On the 9th of April, 1731, Spanish Captain Juan de Leon Fandino, master of the Spanish sloop San Antonio, boarded the English privateer Rebecca. The Spaniards found no contraband but, according to the account given by its captain, Robert Jenkins, years later, a Lieutenant Dorce severed his ear with a cutlass and said Show it to King George and tell him that’s what’s in store for him. Jenkins carefully preserved the severed ear and his enmity.
In March of 1739 Jenkins displayed the preserved ear before the British Parliament. Jenkins’s story inflamed British public opinion and, when, the Walpole government declared war on Spain in October of that year, the hostilities were called The War of Jenkins’ Ear both in Britain and in the American colonies.

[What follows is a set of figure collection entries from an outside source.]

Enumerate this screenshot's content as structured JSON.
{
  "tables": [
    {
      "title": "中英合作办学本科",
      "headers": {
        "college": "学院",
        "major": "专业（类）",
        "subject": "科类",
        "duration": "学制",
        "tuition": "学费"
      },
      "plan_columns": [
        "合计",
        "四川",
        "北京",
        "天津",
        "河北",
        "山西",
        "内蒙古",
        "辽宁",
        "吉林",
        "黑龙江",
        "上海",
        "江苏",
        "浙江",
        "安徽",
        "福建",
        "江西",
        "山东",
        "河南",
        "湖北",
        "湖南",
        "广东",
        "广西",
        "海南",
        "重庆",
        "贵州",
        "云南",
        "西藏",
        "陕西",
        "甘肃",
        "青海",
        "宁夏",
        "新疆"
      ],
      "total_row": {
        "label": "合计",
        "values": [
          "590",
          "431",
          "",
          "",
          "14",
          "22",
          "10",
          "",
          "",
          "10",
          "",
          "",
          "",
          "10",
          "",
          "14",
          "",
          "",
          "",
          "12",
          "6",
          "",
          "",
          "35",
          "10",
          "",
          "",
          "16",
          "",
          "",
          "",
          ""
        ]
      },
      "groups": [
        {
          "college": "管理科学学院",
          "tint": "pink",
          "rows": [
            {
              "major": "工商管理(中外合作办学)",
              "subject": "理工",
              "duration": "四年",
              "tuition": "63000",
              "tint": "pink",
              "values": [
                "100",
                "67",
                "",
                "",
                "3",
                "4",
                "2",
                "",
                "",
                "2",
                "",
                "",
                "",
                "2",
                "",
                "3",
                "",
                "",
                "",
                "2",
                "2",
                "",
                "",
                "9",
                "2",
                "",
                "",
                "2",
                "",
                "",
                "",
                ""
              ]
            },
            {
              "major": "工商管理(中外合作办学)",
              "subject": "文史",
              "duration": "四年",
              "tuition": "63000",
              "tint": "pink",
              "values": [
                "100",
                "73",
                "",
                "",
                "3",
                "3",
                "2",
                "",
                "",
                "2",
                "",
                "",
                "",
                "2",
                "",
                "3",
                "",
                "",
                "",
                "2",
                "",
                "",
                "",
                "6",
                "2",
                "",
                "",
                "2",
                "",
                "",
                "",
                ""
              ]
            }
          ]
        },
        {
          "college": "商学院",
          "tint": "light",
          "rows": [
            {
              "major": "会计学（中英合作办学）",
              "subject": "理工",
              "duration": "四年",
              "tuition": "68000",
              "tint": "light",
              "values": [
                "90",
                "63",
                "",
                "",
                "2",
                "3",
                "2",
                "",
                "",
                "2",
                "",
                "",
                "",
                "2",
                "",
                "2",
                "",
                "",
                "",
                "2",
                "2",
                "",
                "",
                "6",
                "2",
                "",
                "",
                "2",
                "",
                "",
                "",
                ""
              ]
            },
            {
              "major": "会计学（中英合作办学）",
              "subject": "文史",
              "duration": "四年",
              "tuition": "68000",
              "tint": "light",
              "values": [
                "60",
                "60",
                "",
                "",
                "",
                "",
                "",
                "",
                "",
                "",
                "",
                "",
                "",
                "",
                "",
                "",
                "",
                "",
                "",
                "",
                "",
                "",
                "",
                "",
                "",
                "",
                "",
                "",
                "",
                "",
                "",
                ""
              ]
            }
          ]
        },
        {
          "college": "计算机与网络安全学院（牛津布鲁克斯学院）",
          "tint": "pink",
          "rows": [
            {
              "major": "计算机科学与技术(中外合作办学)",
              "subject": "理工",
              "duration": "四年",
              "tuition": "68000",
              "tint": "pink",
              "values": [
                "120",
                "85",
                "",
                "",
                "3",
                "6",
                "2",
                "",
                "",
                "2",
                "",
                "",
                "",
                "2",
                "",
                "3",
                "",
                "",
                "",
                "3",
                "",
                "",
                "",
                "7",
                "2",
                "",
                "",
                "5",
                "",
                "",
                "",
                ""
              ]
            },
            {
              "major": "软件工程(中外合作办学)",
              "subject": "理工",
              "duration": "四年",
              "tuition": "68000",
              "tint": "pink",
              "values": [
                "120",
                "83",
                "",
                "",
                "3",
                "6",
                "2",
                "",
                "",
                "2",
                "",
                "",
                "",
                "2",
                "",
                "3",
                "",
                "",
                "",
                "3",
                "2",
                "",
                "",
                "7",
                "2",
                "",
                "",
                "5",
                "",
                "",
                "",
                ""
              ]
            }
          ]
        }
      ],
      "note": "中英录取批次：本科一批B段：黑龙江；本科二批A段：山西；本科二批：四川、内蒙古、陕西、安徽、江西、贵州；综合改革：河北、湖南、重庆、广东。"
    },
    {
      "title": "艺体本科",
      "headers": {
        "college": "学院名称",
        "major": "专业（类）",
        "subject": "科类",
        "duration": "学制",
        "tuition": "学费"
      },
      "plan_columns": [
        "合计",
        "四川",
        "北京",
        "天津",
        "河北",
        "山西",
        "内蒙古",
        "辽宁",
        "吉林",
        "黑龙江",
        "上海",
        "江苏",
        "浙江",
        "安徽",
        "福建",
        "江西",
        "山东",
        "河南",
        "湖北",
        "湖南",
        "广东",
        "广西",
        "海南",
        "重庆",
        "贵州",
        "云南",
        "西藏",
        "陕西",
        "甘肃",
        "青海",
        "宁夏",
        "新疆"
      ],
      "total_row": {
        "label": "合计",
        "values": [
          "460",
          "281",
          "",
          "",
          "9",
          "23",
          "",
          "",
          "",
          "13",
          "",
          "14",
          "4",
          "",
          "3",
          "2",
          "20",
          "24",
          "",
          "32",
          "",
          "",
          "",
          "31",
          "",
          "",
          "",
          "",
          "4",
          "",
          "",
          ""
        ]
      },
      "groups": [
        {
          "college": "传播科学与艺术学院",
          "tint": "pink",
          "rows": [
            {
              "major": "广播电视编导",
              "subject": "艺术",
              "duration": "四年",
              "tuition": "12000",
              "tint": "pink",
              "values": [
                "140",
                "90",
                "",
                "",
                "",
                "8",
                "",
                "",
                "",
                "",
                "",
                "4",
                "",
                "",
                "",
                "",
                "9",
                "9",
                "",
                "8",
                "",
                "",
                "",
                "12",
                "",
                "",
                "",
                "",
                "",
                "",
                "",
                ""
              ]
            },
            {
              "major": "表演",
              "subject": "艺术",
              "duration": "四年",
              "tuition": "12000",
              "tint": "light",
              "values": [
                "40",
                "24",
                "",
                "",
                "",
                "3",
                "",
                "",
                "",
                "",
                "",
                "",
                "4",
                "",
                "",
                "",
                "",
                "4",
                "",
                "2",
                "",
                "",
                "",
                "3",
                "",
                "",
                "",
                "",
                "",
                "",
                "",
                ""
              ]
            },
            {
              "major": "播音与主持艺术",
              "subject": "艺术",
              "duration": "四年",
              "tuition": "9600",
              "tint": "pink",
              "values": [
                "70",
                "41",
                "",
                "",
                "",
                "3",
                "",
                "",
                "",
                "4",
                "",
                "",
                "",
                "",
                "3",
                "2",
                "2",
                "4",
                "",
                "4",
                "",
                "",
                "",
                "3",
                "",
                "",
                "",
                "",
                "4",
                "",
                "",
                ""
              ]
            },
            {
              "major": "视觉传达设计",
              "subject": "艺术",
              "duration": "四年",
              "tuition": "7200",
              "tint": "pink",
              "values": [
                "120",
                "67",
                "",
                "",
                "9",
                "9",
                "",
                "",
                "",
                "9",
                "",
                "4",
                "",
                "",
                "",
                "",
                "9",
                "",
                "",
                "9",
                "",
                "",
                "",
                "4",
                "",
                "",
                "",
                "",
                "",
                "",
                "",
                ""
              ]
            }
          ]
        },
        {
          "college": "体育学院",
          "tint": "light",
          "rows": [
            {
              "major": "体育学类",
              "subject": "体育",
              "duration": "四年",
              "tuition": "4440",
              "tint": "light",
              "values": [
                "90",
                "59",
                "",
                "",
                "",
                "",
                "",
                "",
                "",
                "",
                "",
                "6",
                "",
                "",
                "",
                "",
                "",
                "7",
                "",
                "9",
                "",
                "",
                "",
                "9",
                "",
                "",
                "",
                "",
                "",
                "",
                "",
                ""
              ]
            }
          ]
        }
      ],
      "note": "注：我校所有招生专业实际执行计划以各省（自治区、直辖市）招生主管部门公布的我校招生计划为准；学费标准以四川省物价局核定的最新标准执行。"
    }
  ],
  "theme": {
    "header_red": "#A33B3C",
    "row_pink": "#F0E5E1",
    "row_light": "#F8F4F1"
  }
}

The war wasn’t about the indignities suffered by Captain Jenkins.
Conflict between Britain and Spain had been brewing for a generation. The Spanish were jealously guarding their monopoly on trade with their American colonies; they interfered with the British slave trade; British privateers harassed Spanish ships in the Caribbean; Spain was seen as vulnerable.

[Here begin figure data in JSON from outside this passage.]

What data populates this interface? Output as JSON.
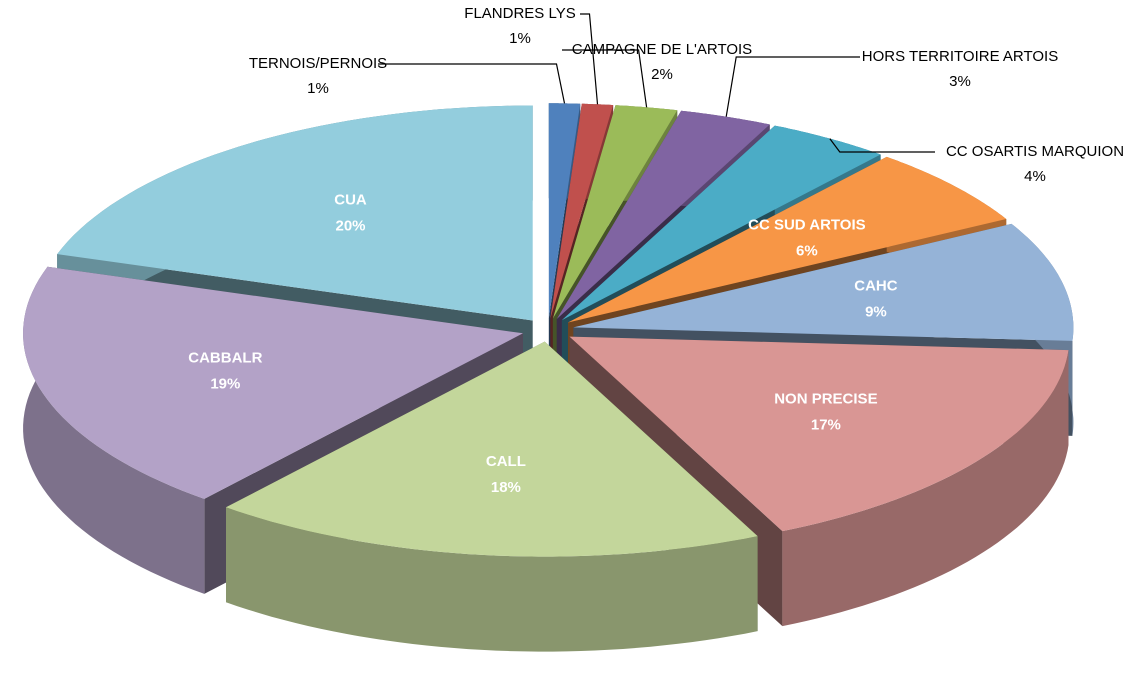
{
  "chart_data": {
    "type": "pie3d",
    "categories": [
      "TERNOIS/PERNOIS",
      "FLANDRES LYS",
      "CAMPAGNE DE L'ARTOIS",
      "HORS TERRITOIRE ARTOIS",
      "CC OSARTIS MARQUION",
      "CC SUD ARTOIS",
      "CAHC",
      "NON PRECISE",
      "CALL",
      "CABBALR",
      "CUA"
    ],
    "values": [
      1,
      1,
      2,
      3,
      4,
      6,
      9,
      17,
      18,
      19,
      20
    ],
    "value_labels": [
      "1%",
      "1%",
      "2%",
      "3%",
      "4%",
      "6%",
      "9%",
      "17%",
      "18%",
      "19%",
      "20%"
    ],
    "colors": [
      "#4f81bd",
      "#c0504d",
      "#9bbb59",
      "#8064a2",
      "#4bacc6",
      "#f79646",
      "#95b3d7",
      "#d99694",
      "#c3d69b",
      "#b3a2c7",
      "#93cddd"
    ]
  }
}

Seen as vengeance for Jenkins Britain’s response was disproportionate. And absurd. Seen as the culmination of years of tension and sporadic hostilities, it’s at least comprehensible.
On June 28, 2006 Israeli Corporal Gilad Shalit was kidnapped by Palestinian terrorists. A few days ago Hezbollah terrorists replicated the incursion and kidnapped two more Israeli soldiers. Israel’s response first in Gaza and now in Lebanon, if viewed solely as a response to these two incidents, is, indeed, disproportionate. If viewed in the context of the Palestinians’ and Lebanon’s outright refusal to bring Hamas or Hezbollah to heel even as the terrorist groups make frequent incursions across Israel’s borders and fire rockets into Israeli cities, it’s significantly more understandable.
A government must enforce its monopoly on the use of force or a claim of sovereignty is a sham. Lebanon and the Palestinians inter alia must choose one.